Policy Across Disciplines Program at UMass Boston
Can policy studies solve the impending threats to democracy in the nation and the world? At UMass Boston’s John W McCormack School for Policy and Global Studies (MGS) and the College of Liberal Arts (CLA), we believe that our collaborative approach to policy studies can contribute to this necessary albeit ambitious goal. The McCormack School’s collaborative graduate education model delivers interdisciplinary policy studies, research, teaching and programs. This serves as an applied and engaged research and academic platform for troubleshooting and solving the most critical problems and dilemmas of our day - locally, nationally, and globally across time, space, and boundaries.
With the College of Liberal Arts’ provision of a liberal studies’ foundation to McCormack’s approach to policy studies, the Policy across Disciplines program will engage policy and public service studies as lenses through which to conduct interdisciplinary, problem-solving, community-engaged, transnational, and global policy research and programming.
The Policy across Disciplines Program is a two-part program (a speaker series and a collaborative grants award program) jointly hosted by the John W McCormack School for Policy and Global Studies (MGS) and the College of Liberal Arts (CLA). The program will be an exemplar collaboration between the two colleges that leverages The McCormack School’s distinctive educational brand of advanced policy and public service studies programs in collaboration with UMass Boston’s largest college, the College of Liberal Arts’ (CLA) diverse, disciplinary, liberal studies programs. Like McCormack’s academic programs, UMass Boston’s liberal arts degrees offer foundational humanities and social science knowledges across many different subject areas, including history, literature, writing, philosophy, sociology, psychology, creative arts and more that serve to formulate and communicate compelling arguments to solve pressing political, sociological, economic, and cultural problems of human life and organization.

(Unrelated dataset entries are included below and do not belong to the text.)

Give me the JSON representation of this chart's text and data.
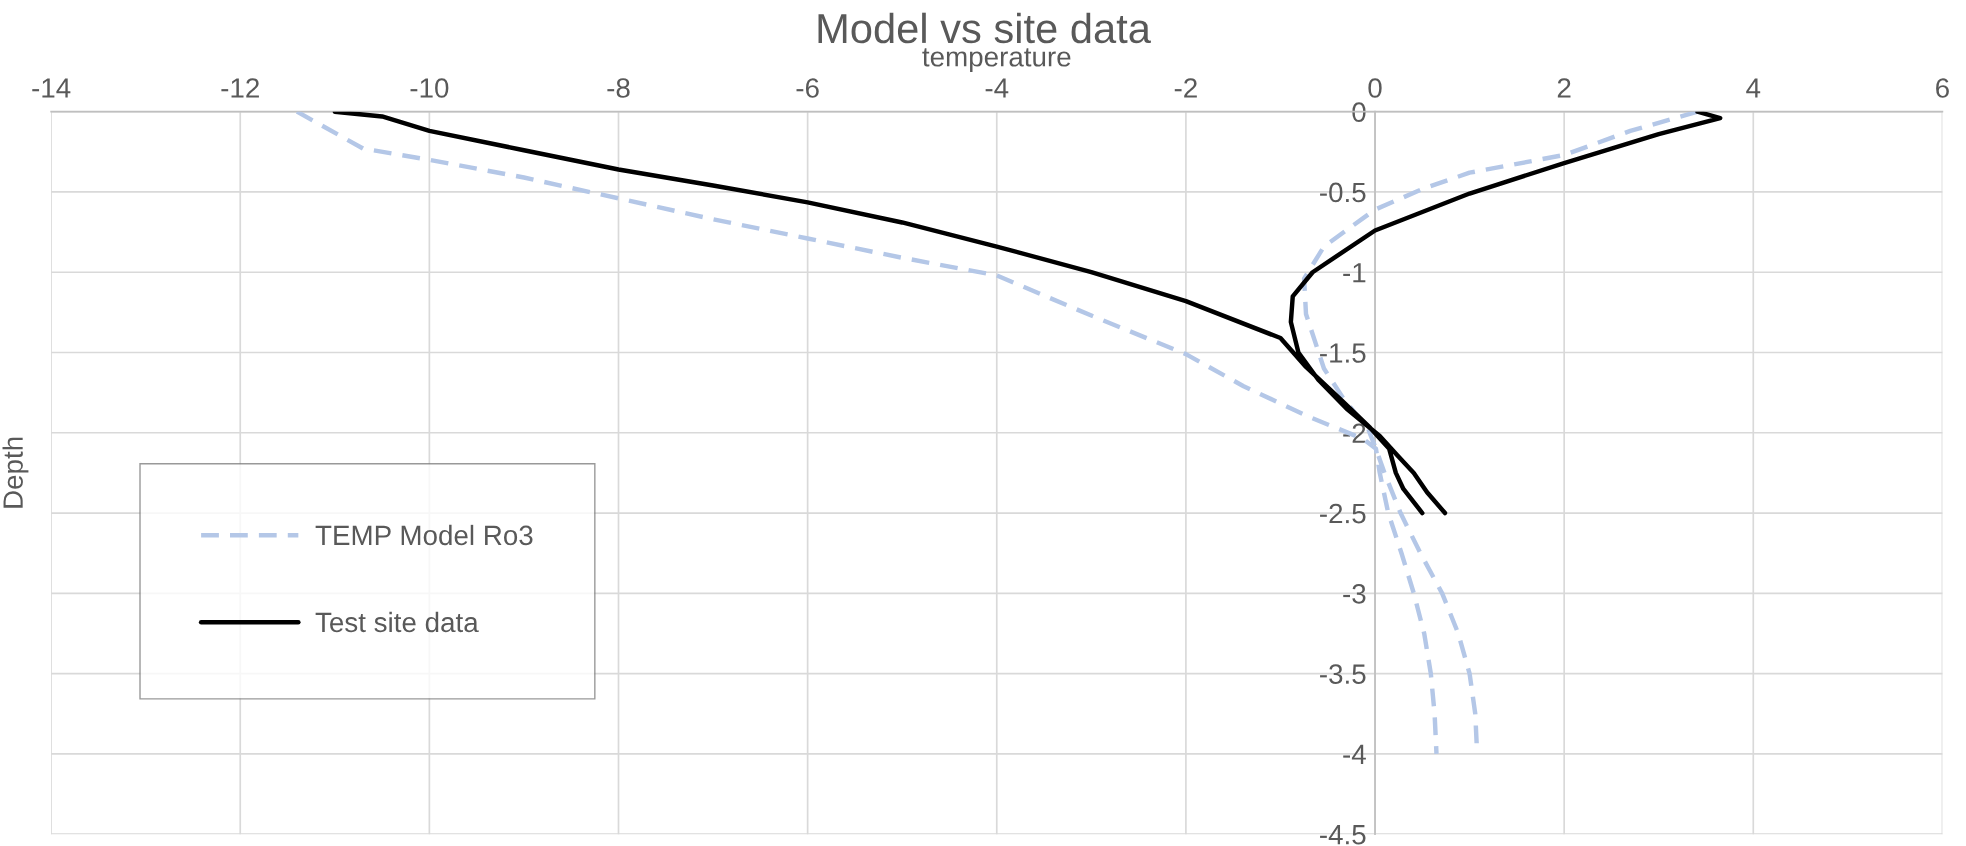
{
  "chart_data": {
    "type": "line",
    "title": "Model vs site data",
    "xlabel": "temperature",
    "ylabel": "Depth",
    "xlim": [
      -14,
      6
    ],
    "xticks": [
      -14,
      -12,
      -10,
      -8,
      -6,
      -4,
      -2,
      0,
      2,
      4,
      6
    ],
    "ylim": [
      -4.5,
      0
    ],
    "yticks": [
      -4.5,
      -4,
      -3.5,
      -3,
      -2.5,
      -2,
      -1.5,
      -1,
      -0.5,
      0
    ],
    "grid": true,
    "legend": "left",
    "series": [
      {
        "name": "TEMP Model Ro3",
        "color": "#b4c7e7",
        "line_style": "dashed",
        "x": [
          -11.4,
          -10.7,
          -10.0,
          -9.0,
          -8.0,
          -7.0,
          -6.0,
          -5.0,
          -4.0,
          -3.0,
          -2.0,
          -1.39,
          -0.7,
          -0.12,
          0.01,
          0.05,
          0.14,
          0.28,
          0.41,
          0.52,
          0.59,
          0.63,
          0.65,
          null,
          3.41,
          2.7,
          2.0,
          1.0,
          0.51,
          0.0,
          -0.54,
          -0.75,
          -0.73,
          -0.54,
          -0.33,
          -0.07,
          0.01,
          0.1,
          0.27,
          0.48,
          0.71,
          0.88,
          1.0,
          1.06,
          1.08
        ],
        "values": [
          0.0,
          -0.23,
          -0.3,
          -0.41,
          -0.54,
          -0.67,
          -0.79,
          -0.91,
          -1.02,
          -1.27,
          -1.51,
          -1.71,
          -1.9,
          -2.04,
          -2.1,
          -2.25,
          -2.5,
          -2.75,
          -3.0,
          -3.25,
          -3.5,
          -3.75,
          -4.0,
          null,
          0.0,
          -0.12,
          -0.27,
          -0.38,
          -0.48,
          -0.61,
          -0.84,
          -1.04,
          -1.26,
          -1.6,
          -1.79,
          -1.98,
          -2.1,
          -2.25,
          -2.5,
          -2.75,
          -3.0,
          -3.25,
          -3.5,
          -3.75,
          -4.0
        ]
      },
      {
        "name": "Test site data",
        "color": "#000000",
        "line_style": "solid",
        "x": [
          -11.0,
          -10.5,
          -10.0,
          -9.0,
          -8.0,
          -7.0,
          -6.0,
          -5.0,
          -4.0,
          -3.0,
          -2.0,
          -1.0,
          -0.73,
          -0.35,
          -0.05,
          0.15,
          0.22,
          0.3,
          0.5,
          null,
          3.41,
          3.65,
          3.0,
          2.0,
          1.0,
          0.0,
          -0.66,
          -0.87,
          -0.89,
          -0.81,
          -0.6,
          -0.3,
          0.05,
          0.25,
          0.41,
          0.55,
          0.74
        ],
        "values": [
          0.0,
          -0.03,
          -0.12,
          -0.24,
          -0.36,
          -0.46,
          -0.565,
          -0.69,
          -0.84,
          -1.0,
          -1.18,
          -1.41,
          -1.59,
          -1.8,
          -1.97,
          -2.1,
          -2.25,
          -2.35,
          -2.5,
          null,
          0.0,
          -0.04,
          -0.14,
          -0.32,
          -0.51,
          -0.74,
          -1.0,
          -1.15,
          -1.31,
          -1.5,
          -1.67,
          -1.85,
          -2.02,
          -2.15,
          -2.25,
          -2.37,
          -2.5
        ]
      }
    ]
  }
}
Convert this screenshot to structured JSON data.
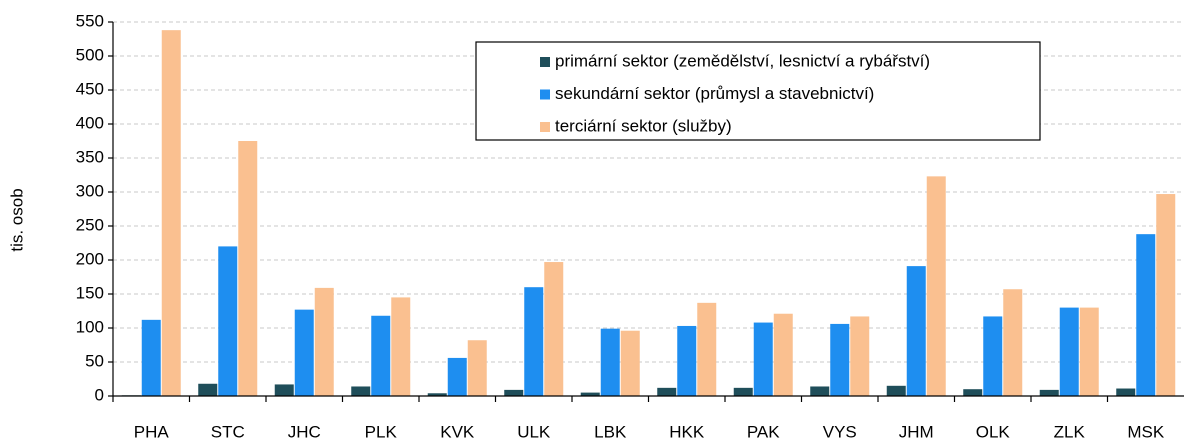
{
  "chart_data": {
    "type": "bar",
    "y_label": "tis. osob",
    "categories": [
      "PHA",
      "STC",
      "JHC",
      "PLK",
      "KVK",
      "ULK",
      "LBK",
      "HKK",
      "PAK",
      "VYS",
      "JHM",
      "OLK",
      "ZLK",
      "MSK"
    ],
    "series": [
      {
        "name": "primární sektor (zemědělství, lesnictví a rybářství)",
        "color": "#1f4e5a",
        "values": [
          1,
          18,
          17,
          14,
          4,
          9,
          5,
          12,
          12,
          14,
          15,
          10,
          9,
          11
        ]
      },
      {
        "name": "sekundární sektor (průmysl a stavebnictví)",
        "color": "#1e8ef0",
        "values": [
          112,
          220,
          127,
          118,
          56,
          160,
          99,
          103,
          108,
          106,
          191,
          117,
          130,
          238
        ]
      },
      {
        "name": "terciární sektor (služby)",
        "color": "#fac090",
        "values": [
          538,
          375,
          159,
          145,
          82,
          197,
          96,
          137,
          121,
          117,
          323,
          157,
          130,
          297
        ]
      }
    ],
    "ylim": [
      0,
      550
    ],
    "yticks": [
      0,
      50,
      100,
      150,
      200,
      250,
      300,
      350,
      400,
      450,
      500,
      550
    ],
    "grid": true,
    "legend": "top-right"
  }
}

The two-college collaboration will support faculty research and scholarship as well as student success in liberal arts and policy studies at UMass Boston. The speaker series will host scholars and practitioners – individual talks or in panel discussions - from cross disciplinary backgrounds and disciplines who have expertise on a range of topics that have implications for some of the most pressing policy issues of our times, such as:
- Vaccine and mask mandates and subsidiarity - municipal, state, and federal govts in conflict
- Vaccine and mask mandates – public health
- Covid and Crisis Standards of Care
- Insurrectionism vs Terrorism? Jan 9 vs Sept 11?

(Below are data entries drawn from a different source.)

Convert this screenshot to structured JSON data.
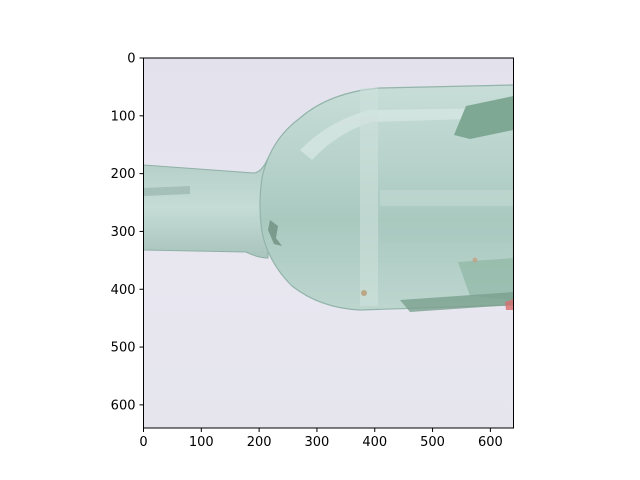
{
  "figure": {
    "image_description": "glass bottle neck and shoulder, lying on its side",
    "xlim": [
      0,
      640
    ],
    "ylim": [
      640,
      0
    ],
    "x_ticks": [
      "0",
      "100",
      "200",
      "300",
      "400",
      "500",
      "600"
    ],
    "y_ticks": [
      "0",
      "100",
      "200",
      "300",
      "400",
      "500",
      "600"
    ],
    "colors": {
      "background": "#e6e5ee",
      "glass": "#b9d3cc",
      "glass_dark": "#8fb4a8",
      "label_piece": "#7fa894"
    }
  }
}
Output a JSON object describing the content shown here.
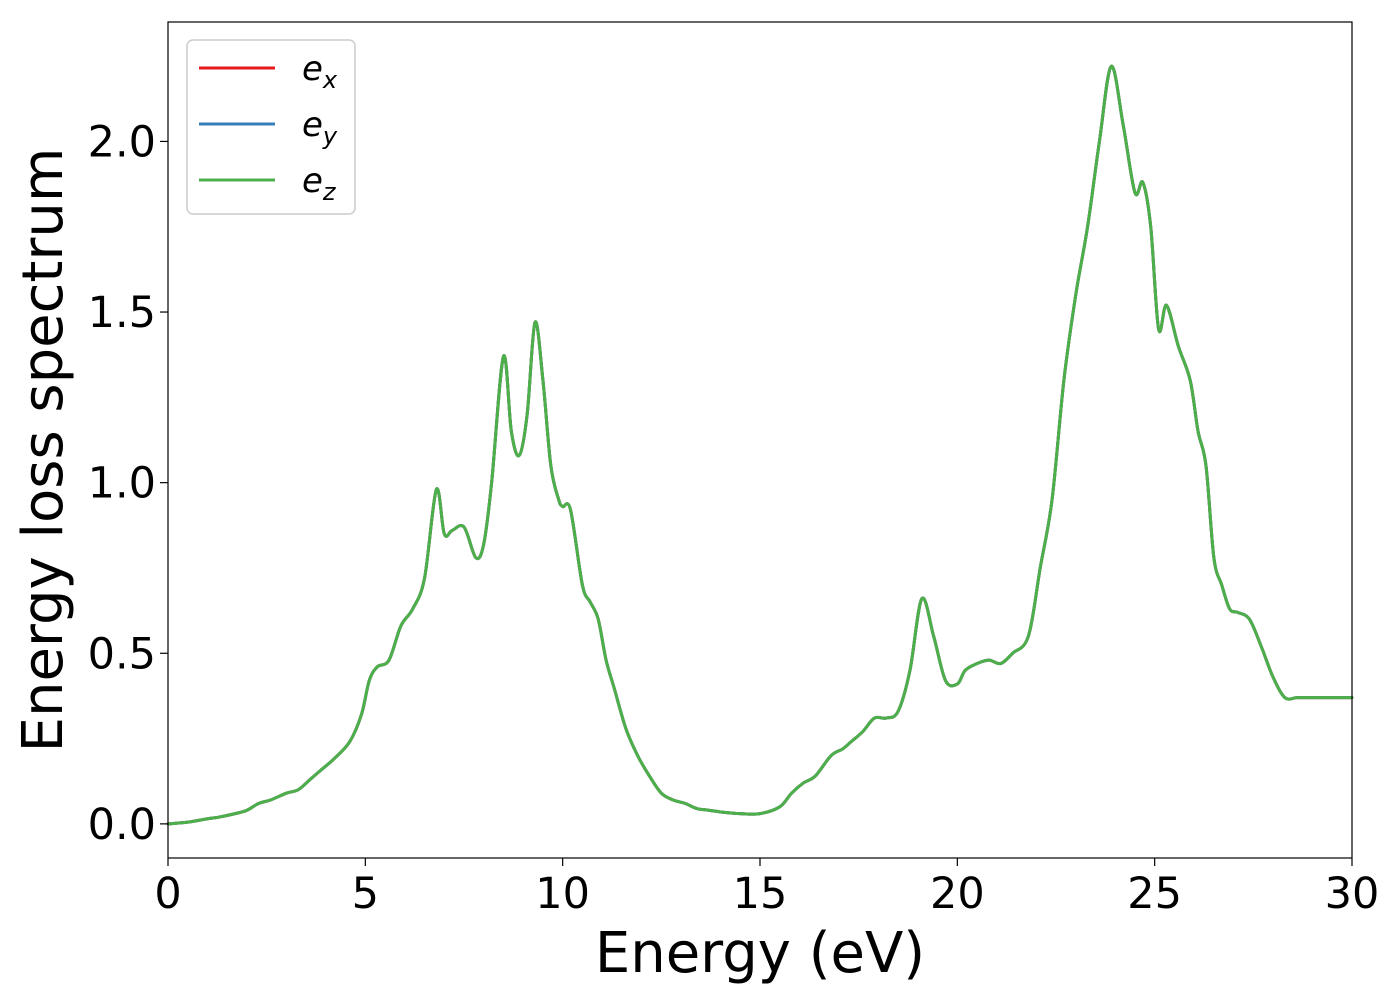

- Democracy, Elections, and Voting – US in a Post Trump Era
- Banning Critical Race Theory
- Withdrawing from Afghanistan – Biden Administration Policy
- Withdrawing from Afghanistan – Questions of Postcolonialism and Imperial Legacies
- Police Reform Acts across Urban Spaces
- Environmental Policy and Justice
- Municipal politics and city governing
- Facebook, fake news, and social media regulation
- Rolling back Roe vs Wade
Policy Across Disciplines Grants
The grants award will offer two (2) $5,000 seed grants for MGS and CLA faculty conducting research on interdisciplinary policy studies topics that intersect with the liberal arts. The awards will be competitively awarded to two collaborative, cross-college research faculty teams from McCormack and CLA, who propose to conduct innovative, applied, interdisciplinary policy research and apply to prestigious external award competitions.

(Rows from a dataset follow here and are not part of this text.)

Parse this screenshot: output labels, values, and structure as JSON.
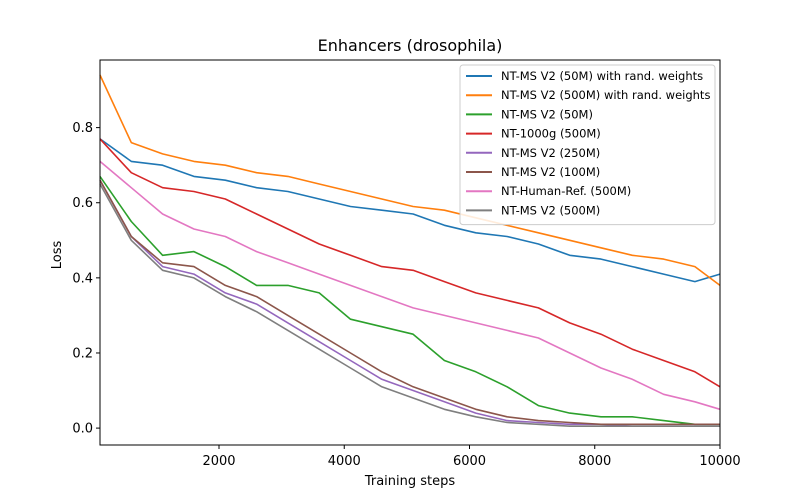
{
  "chart_data": {
    "type": "line",
    "title": "Enhancers (drosophila)",
    "xlabel": "Training steps",
    "ylabel": "Loss",
    "xlim": [
      100,
      10000
    ],
    "ylim": [
      -0.045,
      0.98
    ],
    "xticks": [
      2000,
      4000,
      6000,
      8000,
      10000
    ],
    "yticks": [
      0.0,
      0.2,
      0.4,
      0.6,
      0.8
    ],
    "legend_position": "top-right",
    "x": [
      100,
      600,
      1100,
      1600,
      2100,
      2600,
      3100,
      3600,
      4100,
      4600,
      5100,
      5600,
      6100,
      6600,
      7100,
      7600,
      8100,
      8600,
      9100,
      9600,
      10000
    ],
    "series": [
      {
        "name": "NT-MS V2 (50M) with rand. weights",
        "color": "#1f77b4",
        "values": [
          0.77,
          0.71,
          0.7,
          0.67,
          0.66,
          0.64,
          0.63,
          0.61,
          0.59,
          0.58,
          0.57,
          0.54,
          0.52,
          0.51,
          0.49,
          0.46,
          0.45,
          0.43,
          0.41,
          0.39,
          0.41
        ]
      },
      {
        "name": "NT-MS V2 (500M) with rand. weights",
        "color": "#ff7f0e",
        "values": [
          0.94,
          0.76,
          0.73,
          0.71,
          0.7,
          0.68,
          0.67,
          0.65,
          0.63,
          0.61,
          0.59,
          0.58,
          0.56,
          0.54,
          0.52,
          0.5,
          0.48,
          0.46,
          0.45,
          0.43,
          0.38
        ]
      },
      {
        "name": "NT-MS V2 (50M)",
        "color": "#2ca02c",
        "values": [
          0.67,
          0.55,
          0.46,
          0.47,
          0.43,
          0.38,
          0.38,
          0.36,
          0.29,
          0.27,
          0.25,
          0.18,
          0.15,
          0.11,
          0.06,
          0.04,
          0.03,
          0.03,
          0.02,
          0.01,
          0.01
        ]
      },
      {
        "name": "NT-1000g (500M)",
        "color": "#d62728",
        "values": [
          0.77,
          0.68,
          0.64,
          0.63,
          0.61,
          0.57,
          0.53,
          0.49,
          0.46,
          0.43,
          0.42,
          0.39,
          0.36,
          0.34,
          0.32,
          0.28,
          0.25,
          0.21,
          0.18,
          0.15,
          0.11
        ]
      },
      {
        "name": "NT-MS V2 (250M)",
        "color": "#9467bd",
        "values": [
          0.66,
          0.51,
          0.43,
          0.41,
          0.36,
          0.33,
          0.28,
          0.23,
          0.18,
          0.13,
          0.1,
          0.07,
          0.04,
          0.02,
          0.015,
          0.01,
          0.01,
          0.005,
          0.005,
          0.005,
          0.005
        ]
      },
      {
        "name": "NT-MS V2 (100M)",
        "color": "#8c564b",
        "values": [
          0.66,
          0.51,
          0.44,
          0.43,
          0.38,
          0.35,
          0.3,
          0.25,
          0.2,
          0.15,
          0.11,
          0.08,
          0.05,
          0.03,
          0.02,
          0.015,
          0.01,
          0.01,
          0.01,
          0.01,
          0.01
        ]
      },
      {
        "name": "NT-Human-Ref. (500M)",
        "color": "#e377c2",
        "values": [
          0.71,
          0.64,
          0.57,
          0.53,
          0.51,
          0.47,
          0.44,
          0.41,
          0.38,
          0.35,
          0.32,
          0.3,
          0.28,
          0.26,
          0.24,
          0.2,
          0.16,
          0.13,
          0.09,
          0.07,
          0.05
        ]
      },
      {
        "name": "NT-MS V2 (500M)",
        "color": "#7f7f7f",
        "values": [
          0.65,
          0.5,
          0.42,
          0.4,
          0.35,
          0.31,
          0.26,
          0.21,
          0.16,
          0.11,
          0.08,
          0.05,
          0.03,
          0.015,
          0.01,
          0.005,
          0.005,
          0.005,
          0.005,
          0.005,
          0.005
        ]
      }
    ]
  }
}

“Does Democracy Protect Freedom?” Panel Discussion
May 11, 2022
Co-Moderated by: Rita "Kiki" (Nkiru) Edozie, PhD , Interim Dean, John W. McCormack Graduate School of Policy and Global Studies and Tyson King-Meadows, Dean, College of Liberal Arts
Panelist: Panayota Gounari, Professor of Applied Linguistics, College of Liberal Arts
Rewatch the Panel Discussion on YouTube
"Is there Public Interest?" by Professor Jon Baskin
Policy Across Discipline Speaker Series
May 13, 2022
Jon Baskin is a founding editor of The Point, a magazine of philosophical essays and criticism, as well as the associate director of the Creative Publishing and Critical Journalism program at the New School for Social Research. In his talk Baskin traced the intellectual roots of our most popular notion of public interest journalism--looking at still-influential works like Walter Lippman's Public Opinion and John Dewey's The Public and Its Problems--as well as some of the humanistic critics of that tradition, in order to analyze the lessons of pandemic communication. Ultimately I will suggest that, today, the journalists best qualified to address the public interest will be those who combine faith in its basic premise with a strong sense of skepticism about its limitations and shortcomings.